Factor graph vs Factor graphical model In inference we use the terms undirected graphical models and directed graphical models. Why do we say factor graph instead of factor graphical models?
 A: You say factor graph when referring to the graph.  When referring to the model, you could indeed say factor graphical model.  That Wikipedia page contradicts itself by saying that a factor graph is both a graph and a model.
A: First you need to know the definition of probability graphical model (PGM).

Given a graph G, a distribution p.
a PGM is a pair (G,p), where p factorizes over G.[^1]

The keypoint is where G is a graph , not a factor graph.
Well ,I think there is nothing wrong to say factor graphical model (factor graph G, a distribution p), though there's no such use in literature, because factor graph has redundant information for this definition.
The graph's main advantage to representation is I-map property (i.e. conditional independence ). Even so, it is not very fined-grained representation. That's why factor graph or other representations comes in. (e.g. many factor graphs may represent the same Markov Network [^2] )
In UGM case, we usually have three representation : Markov Network, Factor Graph, Log-linear Model. The latter is finer-grained than previous one.[^3]
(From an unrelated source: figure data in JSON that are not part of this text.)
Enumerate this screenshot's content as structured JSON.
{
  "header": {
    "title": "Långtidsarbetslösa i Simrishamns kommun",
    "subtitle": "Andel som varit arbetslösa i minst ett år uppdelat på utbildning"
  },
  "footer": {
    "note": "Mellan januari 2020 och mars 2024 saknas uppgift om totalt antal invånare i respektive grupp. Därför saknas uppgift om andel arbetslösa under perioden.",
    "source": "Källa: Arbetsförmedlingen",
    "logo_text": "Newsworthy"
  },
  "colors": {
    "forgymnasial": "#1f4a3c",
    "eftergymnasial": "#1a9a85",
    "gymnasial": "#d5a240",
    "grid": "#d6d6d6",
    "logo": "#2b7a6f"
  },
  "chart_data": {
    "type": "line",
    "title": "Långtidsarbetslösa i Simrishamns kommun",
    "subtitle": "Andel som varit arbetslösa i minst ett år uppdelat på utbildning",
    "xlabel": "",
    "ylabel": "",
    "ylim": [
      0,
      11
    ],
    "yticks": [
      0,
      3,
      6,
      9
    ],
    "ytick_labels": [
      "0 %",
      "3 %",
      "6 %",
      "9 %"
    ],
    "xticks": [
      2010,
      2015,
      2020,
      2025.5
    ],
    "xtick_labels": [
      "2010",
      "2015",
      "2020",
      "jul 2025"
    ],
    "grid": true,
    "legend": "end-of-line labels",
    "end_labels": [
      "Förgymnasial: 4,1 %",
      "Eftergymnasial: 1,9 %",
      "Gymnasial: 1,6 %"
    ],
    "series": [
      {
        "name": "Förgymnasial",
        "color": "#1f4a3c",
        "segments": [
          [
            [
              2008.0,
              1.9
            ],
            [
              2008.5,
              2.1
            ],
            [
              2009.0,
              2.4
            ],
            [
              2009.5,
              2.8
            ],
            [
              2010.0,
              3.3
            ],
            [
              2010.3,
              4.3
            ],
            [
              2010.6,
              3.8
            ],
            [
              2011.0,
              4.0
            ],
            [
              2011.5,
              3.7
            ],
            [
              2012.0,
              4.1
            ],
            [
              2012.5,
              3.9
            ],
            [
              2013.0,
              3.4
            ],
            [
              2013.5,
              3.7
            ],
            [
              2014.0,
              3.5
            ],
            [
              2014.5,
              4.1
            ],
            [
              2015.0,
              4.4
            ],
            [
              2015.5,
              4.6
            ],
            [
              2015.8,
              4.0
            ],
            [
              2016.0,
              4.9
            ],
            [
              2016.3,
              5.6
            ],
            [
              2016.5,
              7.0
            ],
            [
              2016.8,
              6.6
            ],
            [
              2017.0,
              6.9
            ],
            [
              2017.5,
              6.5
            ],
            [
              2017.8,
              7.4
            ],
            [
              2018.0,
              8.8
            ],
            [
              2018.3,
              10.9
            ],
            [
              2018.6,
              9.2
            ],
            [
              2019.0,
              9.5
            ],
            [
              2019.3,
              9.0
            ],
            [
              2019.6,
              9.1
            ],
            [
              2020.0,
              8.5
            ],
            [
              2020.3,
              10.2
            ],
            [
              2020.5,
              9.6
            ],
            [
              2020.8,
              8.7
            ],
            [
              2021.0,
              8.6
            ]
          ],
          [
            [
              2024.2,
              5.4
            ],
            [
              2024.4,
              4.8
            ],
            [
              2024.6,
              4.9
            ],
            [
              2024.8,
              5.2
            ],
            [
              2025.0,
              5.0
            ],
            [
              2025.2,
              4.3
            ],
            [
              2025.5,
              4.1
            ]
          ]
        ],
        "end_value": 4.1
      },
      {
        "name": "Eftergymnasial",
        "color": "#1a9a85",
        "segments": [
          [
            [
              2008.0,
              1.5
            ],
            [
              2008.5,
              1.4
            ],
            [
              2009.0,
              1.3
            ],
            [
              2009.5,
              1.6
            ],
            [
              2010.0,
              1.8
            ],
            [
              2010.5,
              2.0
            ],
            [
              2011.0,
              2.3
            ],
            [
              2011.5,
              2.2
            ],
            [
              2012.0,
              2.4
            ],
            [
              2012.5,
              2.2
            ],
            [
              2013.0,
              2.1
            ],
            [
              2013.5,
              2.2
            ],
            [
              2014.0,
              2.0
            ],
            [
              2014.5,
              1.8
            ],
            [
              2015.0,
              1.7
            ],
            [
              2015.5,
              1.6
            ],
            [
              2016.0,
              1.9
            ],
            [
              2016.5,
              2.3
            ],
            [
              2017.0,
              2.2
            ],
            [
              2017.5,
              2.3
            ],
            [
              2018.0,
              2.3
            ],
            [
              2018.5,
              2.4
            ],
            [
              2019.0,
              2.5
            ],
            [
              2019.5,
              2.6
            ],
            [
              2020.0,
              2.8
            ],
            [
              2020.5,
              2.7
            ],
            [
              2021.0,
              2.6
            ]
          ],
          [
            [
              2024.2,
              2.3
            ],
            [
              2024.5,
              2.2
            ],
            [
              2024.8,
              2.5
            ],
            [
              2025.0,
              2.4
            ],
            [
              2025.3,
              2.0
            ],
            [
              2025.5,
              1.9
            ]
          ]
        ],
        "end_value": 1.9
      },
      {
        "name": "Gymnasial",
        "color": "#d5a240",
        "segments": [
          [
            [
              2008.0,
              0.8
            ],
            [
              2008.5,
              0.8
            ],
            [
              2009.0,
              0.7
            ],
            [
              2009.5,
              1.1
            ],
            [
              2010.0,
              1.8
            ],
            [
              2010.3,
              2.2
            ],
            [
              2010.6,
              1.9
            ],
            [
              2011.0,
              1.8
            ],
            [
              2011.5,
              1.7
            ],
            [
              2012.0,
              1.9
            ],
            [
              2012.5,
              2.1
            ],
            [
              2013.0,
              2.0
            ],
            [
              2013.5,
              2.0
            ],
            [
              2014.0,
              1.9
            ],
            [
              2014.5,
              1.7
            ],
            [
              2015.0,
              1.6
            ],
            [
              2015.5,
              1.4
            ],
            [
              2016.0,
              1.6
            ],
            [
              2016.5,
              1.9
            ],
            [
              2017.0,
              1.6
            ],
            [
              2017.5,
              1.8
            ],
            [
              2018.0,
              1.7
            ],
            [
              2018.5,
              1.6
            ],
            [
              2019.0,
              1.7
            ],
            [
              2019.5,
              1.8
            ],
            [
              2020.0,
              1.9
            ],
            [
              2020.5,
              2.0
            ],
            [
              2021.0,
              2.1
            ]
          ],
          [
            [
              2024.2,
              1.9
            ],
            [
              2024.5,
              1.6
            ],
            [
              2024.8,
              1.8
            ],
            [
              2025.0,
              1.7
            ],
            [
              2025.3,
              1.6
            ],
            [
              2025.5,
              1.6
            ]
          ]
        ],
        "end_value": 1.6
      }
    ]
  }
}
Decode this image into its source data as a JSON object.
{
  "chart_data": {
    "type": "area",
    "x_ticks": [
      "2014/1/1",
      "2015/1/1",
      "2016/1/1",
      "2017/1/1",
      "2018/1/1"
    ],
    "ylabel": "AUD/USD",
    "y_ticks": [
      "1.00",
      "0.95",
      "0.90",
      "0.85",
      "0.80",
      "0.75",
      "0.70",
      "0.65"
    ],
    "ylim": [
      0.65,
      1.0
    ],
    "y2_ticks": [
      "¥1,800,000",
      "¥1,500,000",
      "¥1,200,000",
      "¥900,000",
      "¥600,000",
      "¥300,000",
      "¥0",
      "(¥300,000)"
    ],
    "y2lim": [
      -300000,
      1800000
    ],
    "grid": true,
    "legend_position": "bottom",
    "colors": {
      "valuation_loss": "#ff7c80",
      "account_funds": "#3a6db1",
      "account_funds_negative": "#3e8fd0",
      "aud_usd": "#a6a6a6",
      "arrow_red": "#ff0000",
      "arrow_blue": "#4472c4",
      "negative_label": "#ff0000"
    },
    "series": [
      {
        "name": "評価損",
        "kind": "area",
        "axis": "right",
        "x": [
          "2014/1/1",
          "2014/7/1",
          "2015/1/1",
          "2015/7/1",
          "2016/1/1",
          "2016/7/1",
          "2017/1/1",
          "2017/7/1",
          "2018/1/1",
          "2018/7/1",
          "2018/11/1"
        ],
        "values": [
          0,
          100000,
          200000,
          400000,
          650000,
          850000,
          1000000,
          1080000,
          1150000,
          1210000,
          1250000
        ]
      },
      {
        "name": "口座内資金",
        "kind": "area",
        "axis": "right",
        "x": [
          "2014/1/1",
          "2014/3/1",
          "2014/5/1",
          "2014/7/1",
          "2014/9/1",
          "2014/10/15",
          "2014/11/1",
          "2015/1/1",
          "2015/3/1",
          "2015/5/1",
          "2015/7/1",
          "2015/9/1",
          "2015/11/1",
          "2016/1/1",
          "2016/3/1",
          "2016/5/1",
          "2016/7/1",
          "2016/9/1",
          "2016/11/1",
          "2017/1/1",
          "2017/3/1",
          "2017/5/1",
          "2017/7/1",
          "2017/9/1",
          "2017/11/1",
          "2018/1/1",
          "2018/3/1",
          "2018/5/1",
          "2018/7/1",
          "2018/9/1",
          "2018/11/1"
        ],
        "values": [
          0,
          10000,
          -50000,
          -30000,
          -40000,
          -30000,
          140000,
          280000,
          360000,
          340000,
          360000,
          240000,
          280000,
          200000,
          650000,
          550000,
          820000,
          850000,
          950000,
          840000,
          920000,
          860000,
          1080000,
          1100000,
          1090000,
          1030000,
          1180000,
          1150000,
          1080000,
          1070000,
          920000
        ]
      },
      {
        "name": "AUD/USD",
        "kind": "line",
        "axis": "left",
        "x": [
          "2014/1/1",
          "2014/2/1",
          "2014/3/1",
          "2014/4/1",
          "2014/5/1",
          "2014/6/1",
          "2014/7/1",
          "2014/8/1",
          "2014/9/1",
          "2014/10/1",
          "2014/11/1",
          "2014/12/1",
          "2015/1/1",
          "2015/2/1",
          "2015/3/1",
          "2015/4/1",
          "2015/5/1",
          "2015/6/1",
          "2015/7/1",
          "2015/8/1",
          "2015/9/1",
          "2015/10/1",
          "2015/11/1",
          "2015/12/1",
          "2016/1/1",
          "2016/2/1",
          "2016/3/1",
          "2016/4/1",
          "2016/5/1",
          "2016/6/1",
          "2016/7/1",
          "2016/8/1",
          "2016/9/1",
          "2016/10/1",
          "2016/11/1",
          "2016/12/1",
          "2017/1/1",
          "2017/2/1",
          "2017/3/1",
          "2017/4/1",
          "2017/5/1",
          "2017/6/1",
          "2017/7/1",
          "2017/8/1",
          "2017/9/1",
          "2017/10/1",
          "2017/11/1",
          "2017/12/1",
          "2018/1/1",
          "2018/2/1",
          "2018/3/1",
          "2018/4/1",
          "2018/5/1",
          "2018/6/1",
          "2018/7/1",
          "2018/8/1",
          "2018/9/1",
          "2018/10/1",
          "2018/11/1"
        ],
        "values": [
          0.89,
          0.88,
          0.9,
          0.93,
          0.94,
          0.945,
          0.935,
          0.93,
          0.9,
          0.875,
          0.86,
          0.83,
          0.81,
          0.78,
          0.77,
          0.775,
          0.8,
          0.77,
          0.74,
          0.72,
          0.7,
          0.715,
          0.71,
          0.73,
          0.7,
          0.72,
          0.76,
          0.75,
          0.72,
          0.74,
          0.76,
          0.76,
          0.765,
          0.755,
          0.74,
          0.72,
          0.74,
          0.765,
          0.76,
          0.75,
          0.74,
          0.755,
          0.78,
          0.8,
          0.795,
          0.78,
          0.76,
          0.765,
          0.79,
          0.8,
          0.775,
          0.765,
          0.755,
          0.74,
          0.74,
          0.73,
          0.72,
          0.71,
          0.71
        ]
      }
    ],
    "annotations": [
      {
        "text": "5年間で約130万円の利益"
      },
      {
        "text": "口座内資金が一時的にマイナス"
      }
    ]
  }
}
Why inference use factor graph? My opinion is

*

*it can represent directed and undirected graphical model. Many inferences are agnostic to both models.

*it can reveal more finer structure than Markov Network that help the message passing algorithm. [^4] Though I am not very familiar to Belief propagation ,I guess it may like reveal tree structure that is ambiguity (to a clique) in Markov Network.


[^1]: Kollar & Friedman 2009 (definition 3.5)
[^2]: Murphy 2012 (Figure 22.2)
[^3]: Kollar & Friedman 2009 (4.4)
[^4]: Murphy 2012 (22.2.3.1)
reference:
Kollar & Friedman 2009. Probabilistic Graphical Model.
Murphy 2012. Machine Learning, a probabilistic perspective.